Magoo loves Roald Dahl books. She has devoured every single one she has come into contact with. Today she opened up The Witches for the first time and was reading it in the car on the way home from our Father’s Day festivities.
TJ took the girls up to put them to bed, and all of a sudden Magoo walked into the kitchen where I was. She had tears streaming down her face. I asked her what was the matter.
She told me that the book starts off saying that it is true, and then it says that American witches put spells on parents to make them eat their children. She was sobbing because she was afraid this was going to happen to us.
I looked at her and sat down and took her in my arms. I explained that not everything we read is true even if it says it is, and then I assured her that no amount of condiments in the world would convince me to eat either her or her sisters.
Finally after a couple of minutes of creating ridiculous scenarios of me at the table with a bib and some ketchup, I got her laughing and convinced her that the story was not true.
She ran upstairs to go to bed, and I sat down with my heart in my throat. I was choking back tears.
There are a lot of big moments with parenting – births, graduations, first steps, birthday parties. Those are all fun and special and momentous. But the moments that mean the most to me are these little ordinary ones.
The ones where I have to console a scared child after a nightmare.
The ones where I get to see them run up to me with such pride and show me their latest creation.
The ones that are raw and real and vulnerable. The ones that highlight who I am to them and who they are to me. The ones that remind me that a parent can’t be replaced. That it’s the one single role in life that no one can step in and truly do the same job.

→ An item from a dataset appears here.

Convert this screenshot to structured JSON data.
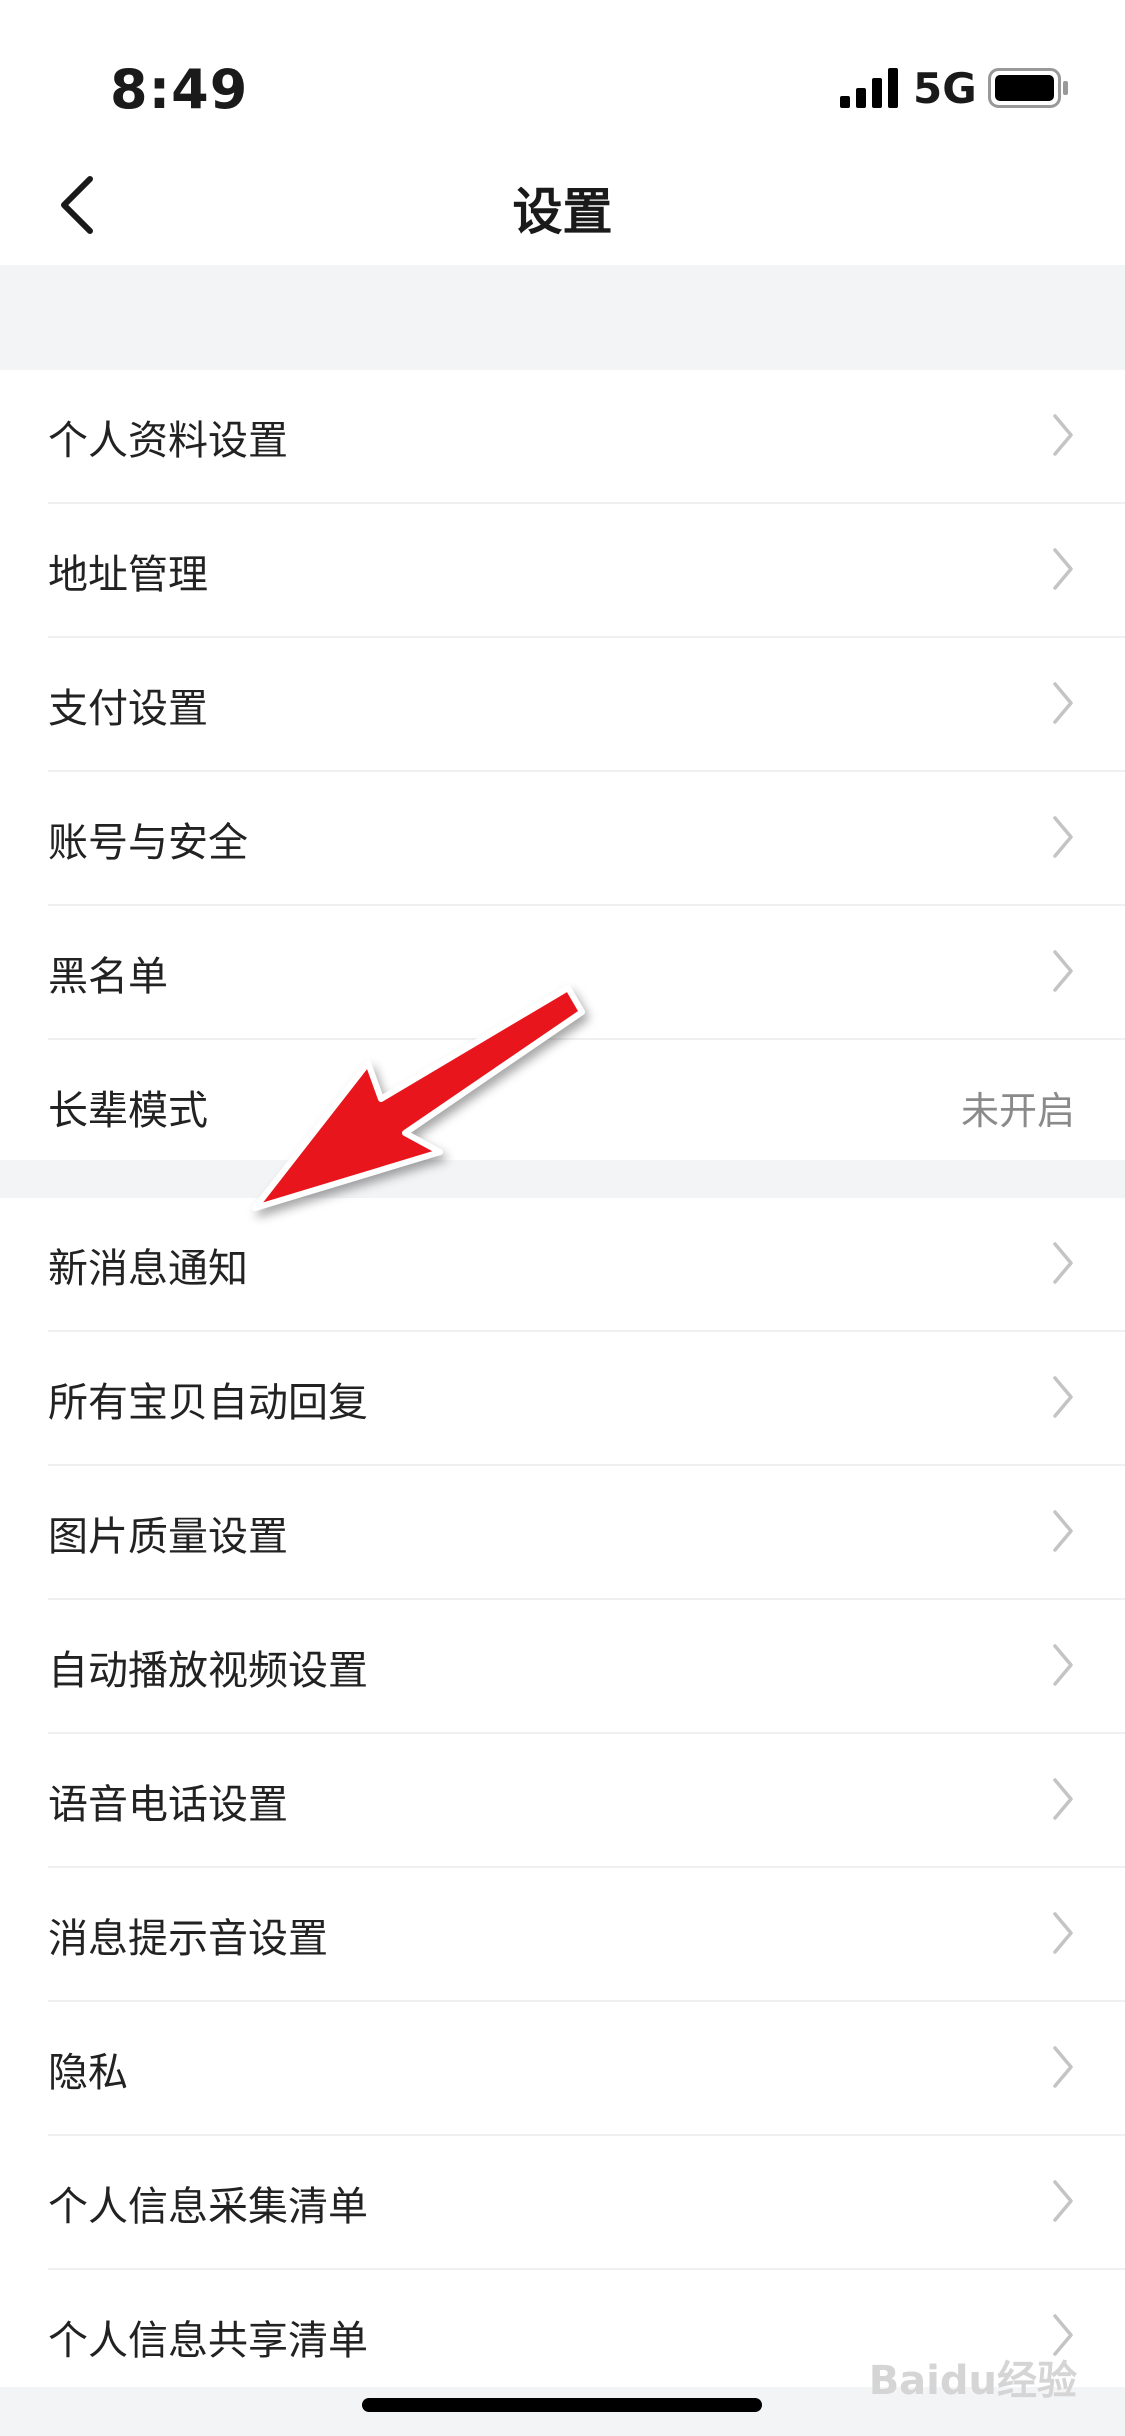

And then I look over at my husband. We are partners in this endeavor of life, and yet our lives look so different. I spend my days in the trenches, and he spends his days too far away working hard hours missing the trenches.
But I look at him and I see him looking at our girls, and I see that in all the world, he is the only other one who understands. He is the only other person in this world who holds these girls that close to his heart.

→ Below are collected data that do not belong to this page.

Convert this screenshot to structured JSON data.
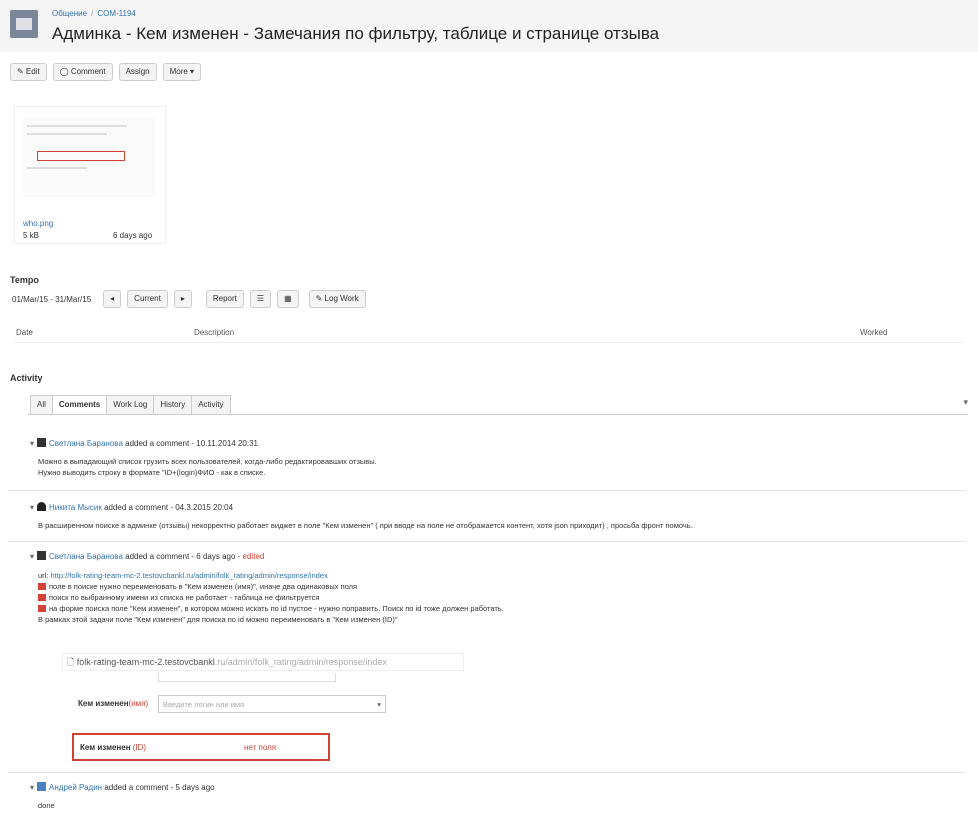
{
  "header": {
    "breadcrumb": [
      "Общение",
      "COM-1194"
    ],
    "title": "Админка - Кем изменен - Замечания по фильтру, таблице и странице отзыва"
  },
  "toolbar": {
    "edit": "✎ Edit",
    "comment": "◯ Comment",
    "assign": "Assign",
    "more": "More ▾"
  },
  "attachment": {
    "name": "who.png",
    "size": "5 kB",
    "date": "6 days ago"
  },
  "tempo": {
    "heading": "Tempo",
    "range": "01/Mar/15 - 31/Mar/15",
    "prev": "◂",
    "current": "Current",
    "next": "▸",
    "report": "Report",
    "log_work": "✎ Log Work",
    "columns": [
      "Date",
      "Description",
      "Worked"
    ]
  },
  "activity": {
    "heading": "Activity",
    "tabs": [
      "All",
      "Comments",
      "Work Log",
      "History",
      "Activity"
    ],
    "active_tab": "Comments",
    "comments": [
      {
        "author": "Светлана Баранова",
        "meta": " added a comment - 10.11.2014 20:31",
        "lines": [
          "Можно в выпадающий список грузить всех пользователей, когда-либо редактировавших отзывы.",
          "Нужно выводить строку в формате \"ID+(login)ФИО - как в списке."
        ]
      },
      {
        "author": "Никита Мысик",
        "meta": " added a comment - 04.3.2015 20:04",
        "lines": [
          "В расширенном поиске в админке (отзывы) некорректно работает виджет в поле \"Кем изменен\" ( при вводе на поле не отображается контент, хотя json приходит) , просьба фронт помочь."
        ]
      },
      {
        "author": "Светлана Баранова",
        "meta": " added a comment - 6 days ago - ",
        "edited": "edited",
        "url_prefix": "url: ",
        "url": "http://folk-rating-team-mc-2.testovcbankl.ru/admin/folk_rating/admin/response/index",
        "items": [
          "поле в поиске нужно переименовать в \"Кем изменен (имя)\", иначе два одинаковых поля",
          "поиск по выбранному имени из списка не работает - таблица не фильтруется",
          "на форме поиска поле \"Кем изменен\", в котором можно искать по id пустое - нужно поправить. Поиск по id тоже должен работать."
        ],
        "note": "В рамках этой задачи поле \"Кем изменен\" для поиска по id можно переименовать в \"Кем изменен (ID)\"",
        "embed": {
          "url_dark": "folk-rating-team-mc-2.testovcbankl",
          "url_dim": ".ru/admin/folk_rating/admin/response/index",
          "field_label": "Кем изменен",
          "field_opt": "(имя)",
          "select_placeholder": "Введите логин или имя",
          "id_label": "Кем изменен ",
          "id_suffix": "(ID)",
          "missing": "нет поля"
        }
      },
      {
        "author": "Андрей Радин",
        "meta": " added a comment - 5 days ago",
        "lines": [
          "done"
        ]
      }
    ]
  },
  "colors": {
    "link": "#3572b0",
    "danger": "#d04437"
  }
}
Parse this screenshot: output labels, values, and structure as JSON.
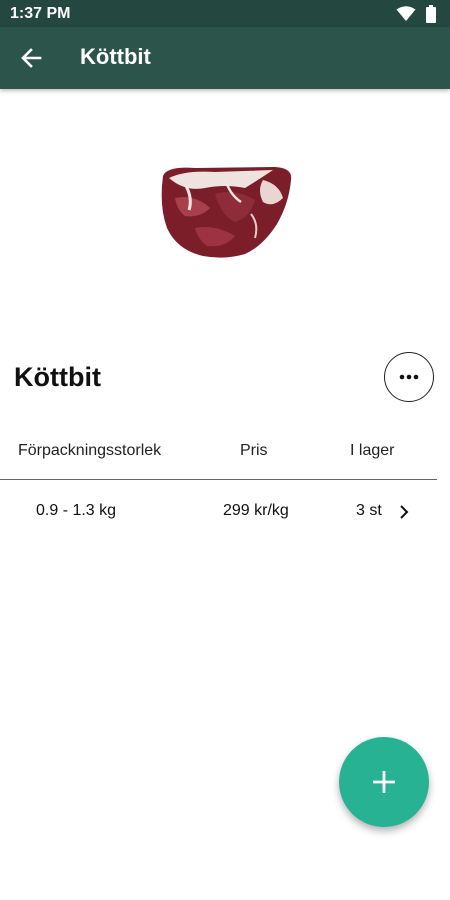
{
  "status_bar": {
    "time": "1:37 PM",
    "icons": [
      "wifi-icon",
      "battery-icon"
    ]
  },
  "app_bar": {
    "title": "Köttbit",
    "back_icon": "arrow-left-icon"
  },
  "product": {
    "name": "Köttbit",
    "image": "meat-piece-image",
    "more_icon": "more-horizontal-icon"
  },
  "table": {
    "headers": [
      "Förpackningsstorlek",
      "Pris",
      "I lager"
    ],
    "rows": [
      {
        "size": "0.9 - 1.3 kg",
        "price": "299 kr/kg",
        "stock": "3 st"
      }
    ]
  },
  "fab": {
    "icon": "plus-icon"
  },
  "colors": {
    "status_bar": "#24473f",
    "app_bar": "#2c544b",
    "fab": "#27b393"
  }
}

He sings with them and dances with them and plays games and tells stories. He’s the man in their little lives. And that is a huge responsibility. And he lives up to it and more than excels at it. I’m proud to share my man with my three little ladies. And I consider having him as their father was the greatest gift I could have ever given them.
Once upon a time TJ was the boy who would come visit me in Milwaukee. Then he became my new husband — the one I couldn’t wait to get home to. And now I get to see him through my daughters’ eyes, and it’s a sight I never want to look away from.
And so on Father’s Day, I thank God for my holy moments with my little ones, and I thank God that they have a father who views those moments as every bit as holy as I do.
And I thank God for my dad — the person who taught me what a dad is supposed to be and who thus led me on the path to TJ. And he is also the only other man in my girls’ young lives who they look at with dancing eyes. I see the way my dad looks at them, and I know that the girls have a bullpen. I know that my parents have my back in having their back. The love goes deep.
Our culture in some ways mythologizes moms. Dads sometimes go a bit unnoticed in our culture.
But every girl who ever threw a ball to her dad, and every girl who twirled with him at daddy-daughter dances, and every girl who couldn’t wait to show her dad her wedding dress knows just how important dads are.
They are our first love. The first man we want to marry. And the one we will judge all other men by. I’m so grateful to have such wonderful ones in my life.